The NCAA announced a new rule on Tuesday that puts a number of different stipulations on what agents are allowed to represent potential NBA draft picks without them losing their eligibility for testing the waters of the draft process.
Currently, underclassmen can enter the draft process, but provided they drop out of the draft by a certain date, can return to school. It was a rule put in place to try and keep players from just entering the draft pool on bad advice and having no fallback option to return to college, and was widely praised. Naturally, the NCAA couldn’t help but ruin that by now placing new stipulations on who can and cannot represent those players that want to potentially return to school.
The rule requires agents to take an in-person test in Indianapolis (that, of course, costs money) to be NCAA certified, but the part that raised the most eyebrows was the inclusion of a “bachelors degree” as a requirement.

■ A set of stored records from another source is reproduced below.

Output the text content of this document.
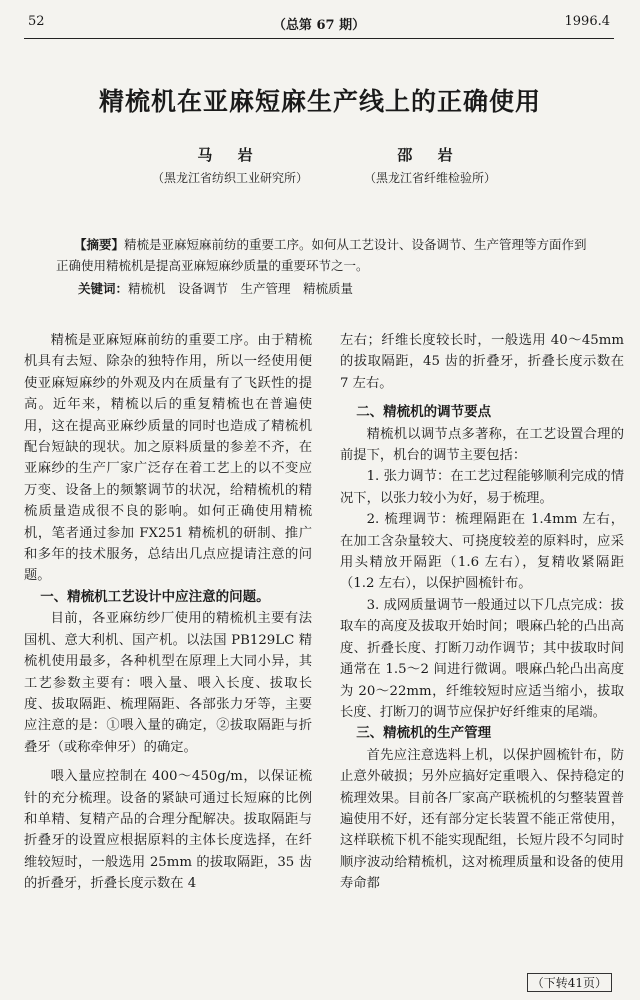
52	（总第 67 期）	1996.4
精梳机在亚麻短麻生产线上的正确使用
马 岩
（黑龙江省纺织工业研究所）
邵 岩
（黑龙江省纤维检验所）

【摘要】精梳是亚麻短麻前纺的重要工序。如何从工艺设计、设备调节、生产管理等方面作到正确使用精梳机是提高亚麻短麻纱质量的重要环节之一。

关键词：精梳机　设备调节　生产管理　精梳质量

精梳是亚麻短麻前纺的重要工序。由于精梳机具有去短、除杂的独特作用，所以一经使用便使亚麻短麻纱的外观及内在质量有了飞跃性的提高。近年来，精梳以后的重复精梳也在普遍使用，这在提高亚麻纱质量的同时也造成了精梳机配台短缺的现状。加之原料质量的参差不齐，在亚麻纱的生产厂家广泛存在着工艺上的以不变应万变、设备上的频繁调节的状况，给精梳机的精梳质量造成很不良的影响。如何正确使用精梳机，笔者通过参加 FX251 精梳机的研制、推广和多年的技术服务，总结出几点应提请注意的问题。

一、精梳机工艺设计中应注意的问题。

目前，各亚麻纺纱厂使用的精梳机主要有法国机、意大利机、国产机。以法国 PB129LC 精梳机使用最多，各种机型在原理上大同小异，其工艺参数主要有：喂入量、喂入长度、拔取长度、拔取隔距、梳理隔距、各部张力牙等，主要应注意的是：①喂入量的确定，②拔取隔距与折叠牙（或称牵伸牙）的确定。

喂入量应控制在 400～450g/m，以保证梳针的充分梳理。设备的紧缺可通过长短麻的比例和单精、复精产品的合理分配解决。拔取隔距与折叠牙的设置应根据原料的主体长度选择，在纤维较短时，一般选用 25mm 的拔取隔距，35 齿的折叠牙，折叠长度示数在 4

左右；纤维长度较长时，一般选用 40～45mm 的拔取隔距，45 齿的折叠牙，折叠长度示数在 7 左右。

二、精梳机的调节要点

精梳机以调节点多著称，在工艺设置合理的前提下，机台的调节主要包括：

1. 张力调节：在工艺过程能够顺利完成的情况下，以张力较小为好，易于梳理。

2. 梳理调节：梳理隔距在 1.4mm 左右，在加工含杂量较大、可挠度较差的原料时，应采用头精放开隔距（1.6 左右），复精收紧隔距（1.2 左右），以保护圆梳针布。

3. 成网质量调节一般通过以下几点完成：拔取车的高度及拔取开始时间；喂麻凸轮的凸出高度、折叠长度、打断刀动作调节；其中拔取时间通常在 1.5～2 间进行微调。喂麻凸轮凸出高度为 20～22mm，纤维较短时应适当缩小，拔取长度、打断刀的调节应保护好纤维束的尾端。

三、精梳机的生产管理

首先应注意选料上机，以保护圆梳针布，防止意外破损；另外应搞好定重喂入、保持稳定的梳理效果。目前各厂家高产联梳机的匀整装置普遍使用不好，还有部分定长装置不能正常使用，这样联梳下机不能实现配组，长短片段不匀同时顺序波动给精梳机，这对梳理质量和设备的使用寿命都

（下转41页）
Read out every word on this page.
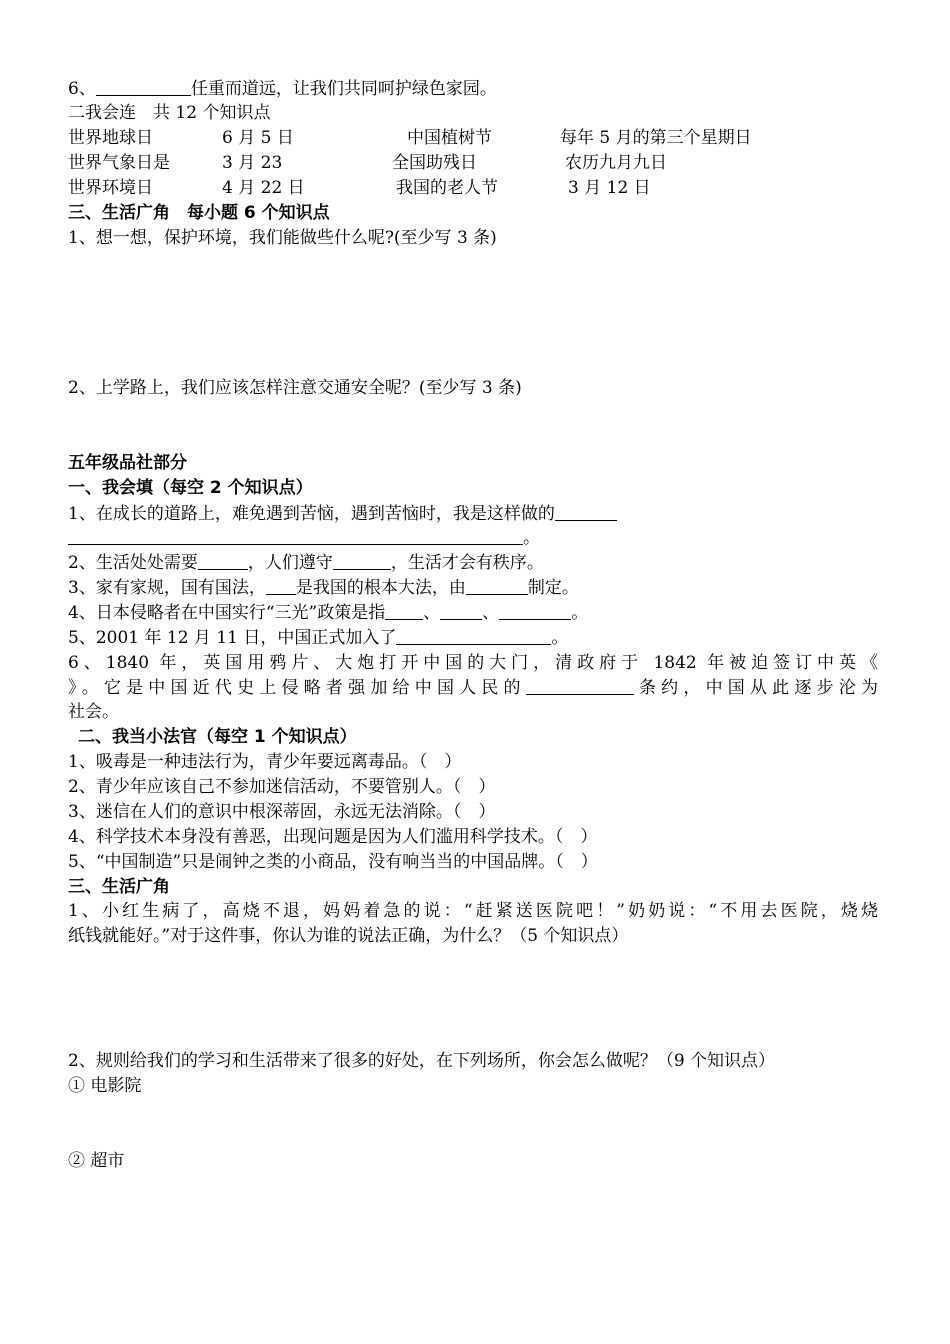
6、	任重而道远，让我们共同呵护绿色家园。
二我会连　共 12 个知识点
世界地球日	6 月 5 日	中国植树节	每年 5 月的第三个星期日
世界气象日是	3 月 23	全国助残日	农历九月九日
世界环境日	4 月 22 日	我国的老人节	3 月 12 日
三、生活广角　每小题 6 个知识点
1、想一想，保护环境，我们能做些什么呢?(至少写 3 条)
2、上学路上，我们应该怎样注意交通安全呢？(至少写 3 条)
五年级品社部分
一、我会填（每空 2 个知识点）
1、在成长的道路上，难免遇到苦恼，遇到苦恼时，我是这样做的
。
2、生活处处需要	，人们遵守	，生活才会有秩序。
3、家有家规，国有国法， 是我国的根本大法，由	制定。
4、日本侵略者在中国实行“三光”政策是指 、 、	。
5、2001 年 12 月 11 日，中国正式加入了	。
6、1840 年，英国用鸦片、大炮打开中国的大门，清政府于 1842 年被迫签订中英《
》。它是中国近代史上侵略者强加给中国人民的	条约，中国从此逐步沦为
社会。
二、我当小法官（每空 1 个知识点）
1、吸毒是一种违法行为，青少年要远离毒品。（　）
2、青少年应该自己不参加迷信活动，不要管别人。（　）
3、迷信在人们的意识中根深蒂固，永远无法消除。（　）
4、科学技术本身没有善恶，出现问题是因为人们滥用科学技术。（　）
5、“中国制造”只是闹钟之类的小商品，没有响当当的中国品牌。（　）
三、生活广角
1、小红生病了，高烧不退，妈妈着急的说：“赶紧送医院吧！”奶奶说：“不用去医院，烧烧
纸钱就能好。”对于这件事，你认为谁的说法正确，为什么？（5 个知识点）
2、规则给我们的学习和生活带来了很多的好处，在下列场所，你会怎么做呢？（9 个知识点）
① 电影院
② 超市
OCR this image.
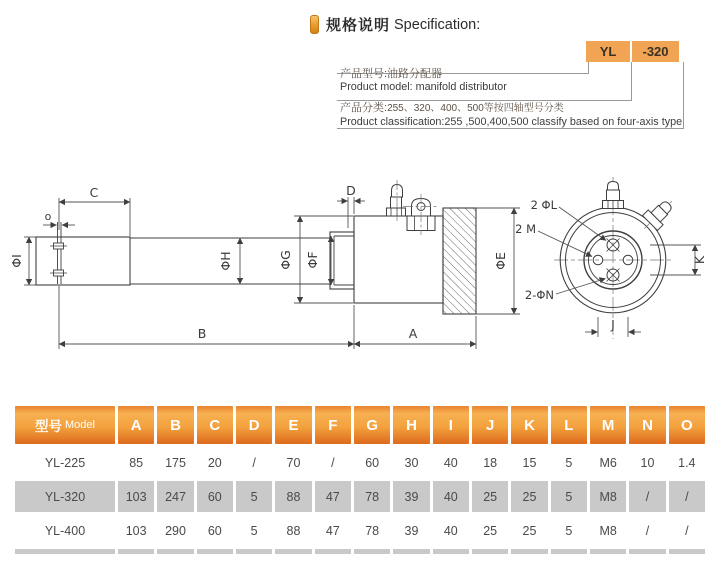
规格说明 Specification:
YL	-320
产品型号:油路分配器
Product model: manifold distributor
产品分类:255、320、400、500等按四轴型号分类
Product classification:255 ,500,400,500 classify based on four-axis type
o
C
ΦI	ΦH	ΦG ΦF
D
ΦE
B	A
2 ΦL
2 M
2-ΦN
K
J
型号 Model	A	B	C	D	E	F	G	H	I	J	K	L	M	N	O
YL-225	85	175	20	/	70	/	60	30	40	18	15	5	M6	10	1.4
YL-320	103	247	60	5	88	47	78	39	40	25	25	5	M8	/	/
YL-400	103	290	60	5	88	47	78	39	40	25	25	5	M8	/	/
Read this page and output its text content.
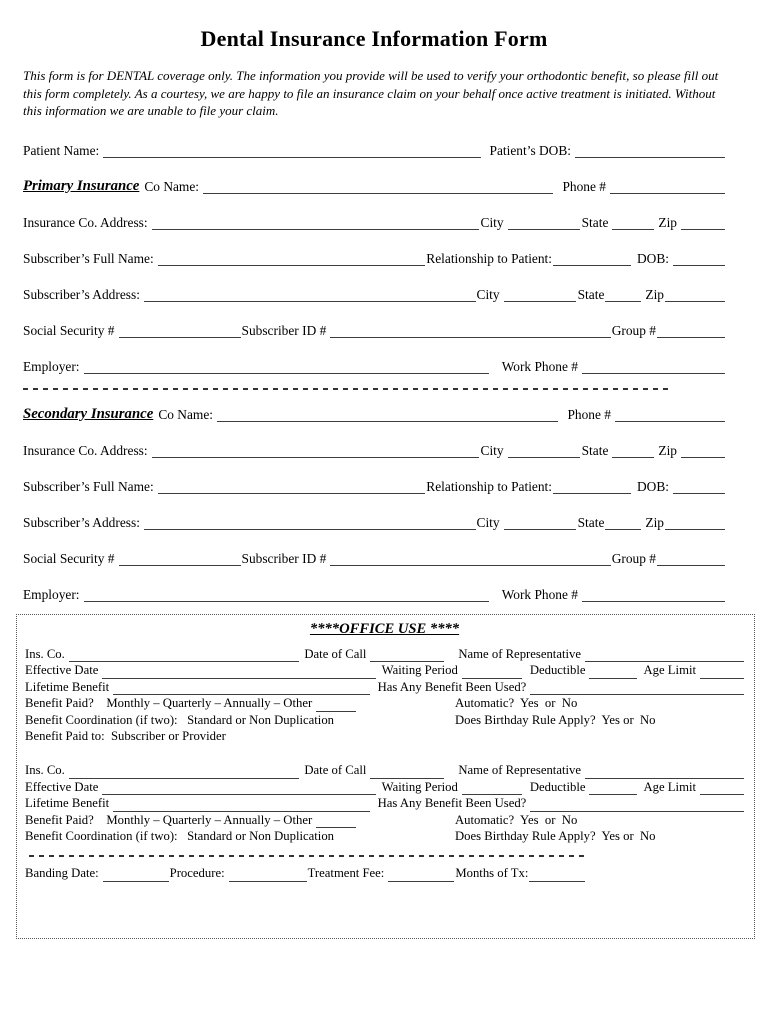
Dental Insurance Information Form

This form is for DENTAL coverage only. The information you provide will be used to verify your orthodontic benefit, so please fill out this form completely. As a courtesy, we are happy to file an insurance claim on your behalf once active treatment is initiated. Without this information we are unable to file your claim.

Patient Name:	Patient’s DOB:
Primary Insurance Co Name:	Phone #
Insurance Co. Address:	City	State	Zip
Subscriber’s Full Name:	Relationship to Patient:	DOB:
Subscriber’s Address:	City	State	Zip
Social Security #	Subscriber ID #	Group #
Employer:	Work Phone #
Secondary Insurance Co Name:	Phone #
Insurance Co. Address:	City	State	Zip
Subscriber’s Full Name:	Relationship to Patient:	DOB:
Subscriber’s Address:	City	State	Zip
Social Security #	Subscriber ID #	Group #
Employer:	Work Phone #
****OFFICE USE ****
Ins. Co.	Date of Call	Name of Representative
Effective Date	Waiting Period	Deductible	Age Limit
Lifetime Benefit	Has Any Benefit Been Used?
Benefit Paid?    Monthly – Quarterly – Annually – Other	Automatic?  Yes  or  No
Benefit Coordination (if two):   Standard or Non Duplication	Does Birthday Rule Apply?  Yes or  No
Benefit Paid to:  Subscriber or Provider
Ins. Co.	Date of Call	Name of Representative
Effective Date	Waiting Period	Deductible	Age Limit
Lifetime Benefit	Has Any Benefit Been Used?
Benefit Paid?    Monthly – Quarterly – Annually – Other	Automatic?  Yes  or  No
Benefit Coordination (if two):   Standard or Non Duplication	Does Birthday Rule Apply?  Yes or  No
Banding Date:	Procedure:	Treatment Fee:	Months of Tx:
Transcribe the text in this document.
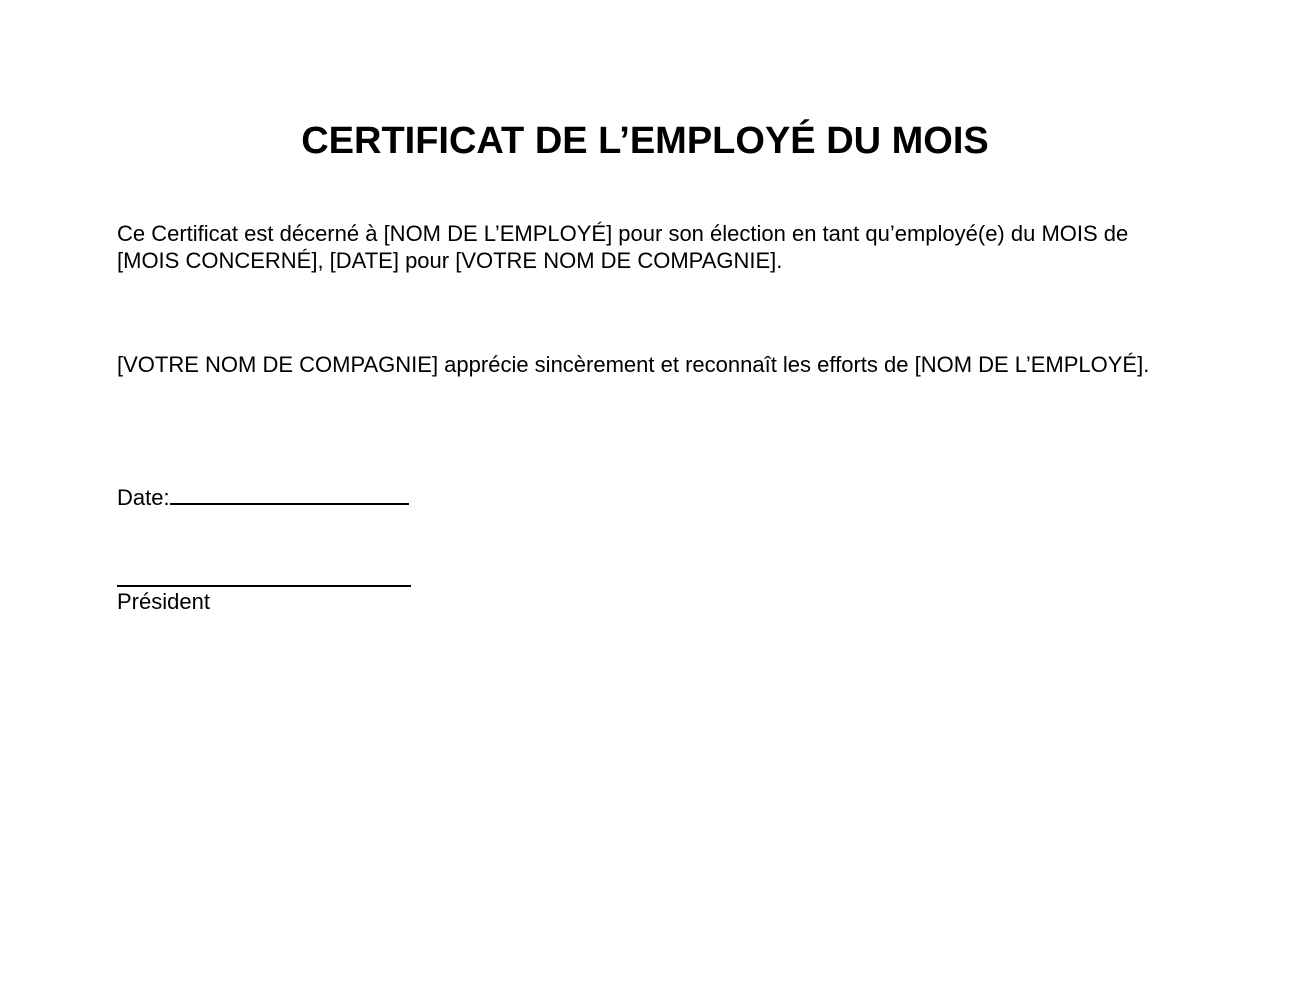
CERTIFICAT DE L’EMPLOYÉ DU MOIS

Ce Certificat est décerné à [NOM DE L’EMPLOYÉ] pour son élection en tant qu’employé(e) du MOIS de [MOIS CONCERNÉ], [DATE] pour [VOTRE NOM DE COMPAGNIE].

[VOTRE NOM DE COMPAGNIE] apprécie sincèrement et reconnaît les efforts de [NOM DE L’EMPLOYÉ].

Date:
Président
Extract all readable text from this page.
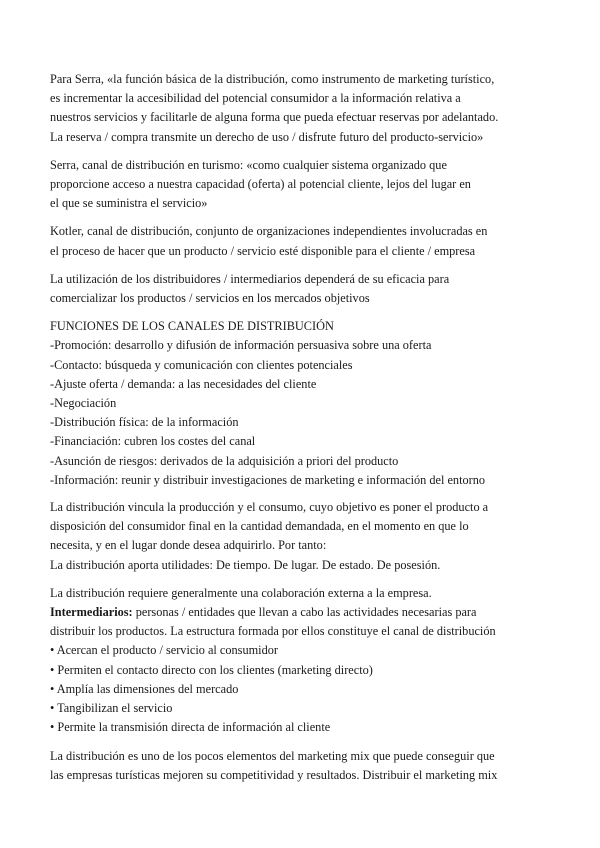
Para Serra, «la función básica de la distribución, como instrumento de marketing turístico,
es incrementar la accesibilidad del potencial consumidor a la información relativa a
nuestros servicios y facilitarle de alguna forma que pueda efectuar reservas por adelantado.
La reserva / compra transmite un derecho de uso / disfrute futuro del producto-servicio»

Serra, canal de distribución en turismo: «como cualquier sistema organizado que
proporcione acceso a nuestra capacidad (oferta) al potencial cliente, lejos del lugar en
el que se suministra el servicio»

Kotler, canal de distribución, conjunto de organizaciones independientes involucradas en
el proceso de hacer que un producto / servicio esté disponible para el cliente / empresa

La utilización de los distribuidores / intermediarios dependerá de su eficacia para
comercializar los productos / servicios en los mercados objetivos

FUNCIONES DE LOS CANALES DE DISTRIBUCIÓN
-Promoción: desarrollo y difusión de información persuasiva sobre una oferta
-Contacto: búsqueda y comunicación con clientes potenciales
-Ajuste oferta / demanda: a las necesidades del cliente
-Negociación
-Distribución física: de la información
-Financiación: cubren los costes del canal
-Asunción de riesgos: derivados de la adquisición a priori del producto
-Información: reunir y distribuir investigaciones de marketing e información del entorno

La distribución vincula la producción y el consumo, cuyo objetivo es poner el producto a
disposición del consumidor final en la cantidad demandada, en el momento en que lo
necesita, y en el lugar donde desea adquirirlo. Por tanto:
La distribución aporta utilidades: De tiempo. De lugar. De estado. De posesión.

La distribución requiere generalmente una colaboración externa a la empresa.
Intermediarios: personas / entidades que llevan a cabo las actividades necesarias para
distribuir los productos. La estructura formada por ellos constituye el canal de distribución
• Acercan el producto / servicio al consumidor
• Permiten el contacto directo con los clientes (marketing directo)
• Amplía las dimensiones del mercado
• Tangibilizan el servicio
• Permite la transmisión directa de información al cliente

La distribución es uno de los pocos elementos del marketing mix que puede conseguir que
las empresas turísticas mejoren su competitividad y resultados. Distribuir el marketing mix
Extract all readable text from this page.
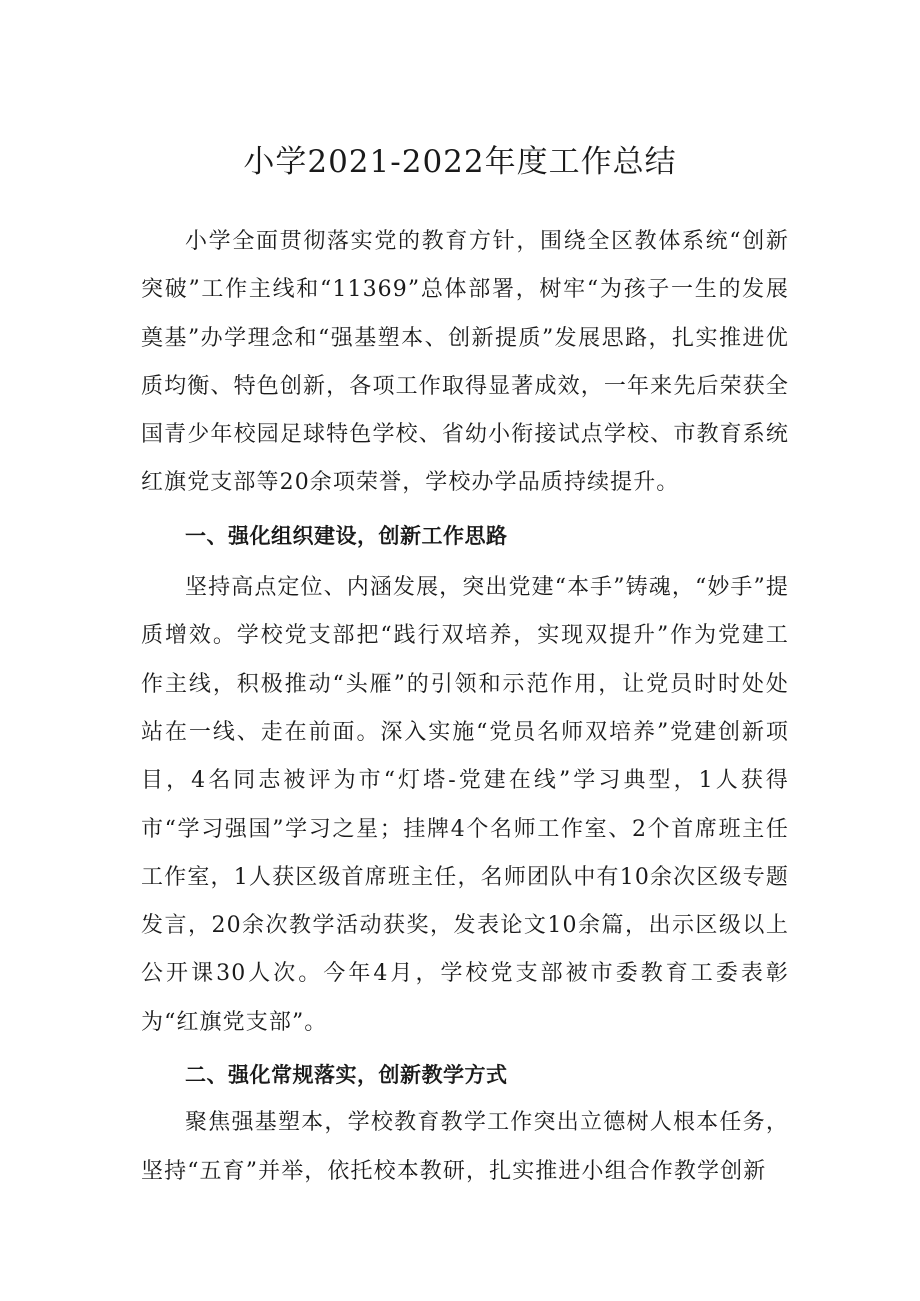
小学2021-2022年度工作总结

小学全面贯彻落实党的教育方针，围绕全区教体系统“创新突破”工作主线和“11369”总体部署，树牢“为孩子一生的发展奠基”办学理念和“强基塑本、创新提质”发展思路，扎实推进优质均衡、特色创新，各项工作取得显著成效，一年来先后荣获全国青少年校园足球特色学校、省幼小衔接试点学校、市教育系统红旗党支部等20余项荣誉，学校办学品质持续提升。

一、强化组织建设，创新工作思路

坚持高点定位、内涵发展，突出党建“本手”铸魂，“妙手”提质增效。学校党支部把“践行双培养，实现双提升”作为党建工作主线，积极推动“头雁”的引领和示范作用，让党员时时处处站在一线、走在前面。深入实施“党员名师双培养”党建创新项目，4名同志被评为市“灯塔-党建在线”学习典型，1人获得市“学习强国”学习之星；挂牌4个名师工作室、2个首席班主任工作室，1人获区级首席班主任，名师团队中有10余次区级专题发言，20余次教学活动获奖，发表论文10余篇，出示区级以上公开课30人次。今年4月，学校党支部被市委教育工委表彰为“红旗党支部”。

二、强化常规落实，创新教学方式

聚焦强基塑本，学校教育教学工作突出立德树人根本任务，坚持“五育”并举，依托校本教研，扎实推进小组合作教学创新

Arguably the most notable NBA agent right now, Rich Paul, famously doesn’t have a college degree, and many saw this as a direct effort to punish him, as many agents in the league apparently aren’t fans of Paul’s. Whether it was to hurt Paul or future Rich Paul types — that is to say, people that come into the agenting business via their relationship with players — there are some issues with the new rule.
Unsurprisingly, LeBron James had something to say about the rule, which many including James are dubbing the “Rich Paul Rule,” noting that it won’t stop the movement they’ve started.
🤣🤣🤣🤣🤣🤣🤣🤣🤣🤣🤣 Can’t Stop, Won’t Stop! They BIG MAD 😡 and Scared 😱. Nothing will stop this movement and culture over here. Sorry! Not sorry. 😁✌🏾
— LeBron James (@KingJames) August 6, 2019
Paul has become the agent most associated with the new “player empowerment” movement, given his representation of LeBron and most recently his handling of the Anthony Davis trade request. It’s clear LeBron and others see this as some form of retaliation from the powers that be to try and punish him in some way.
Paul, however, will be fine. The players he’s representing aren’t the ones looking to go back to school. However, it does limit who can have access to being an agent for those fringe players and that is likely the intended outcome. Hopefully there is strong push back from the agent community, established and not, against this, and the NCAA is forced to make some needed changes.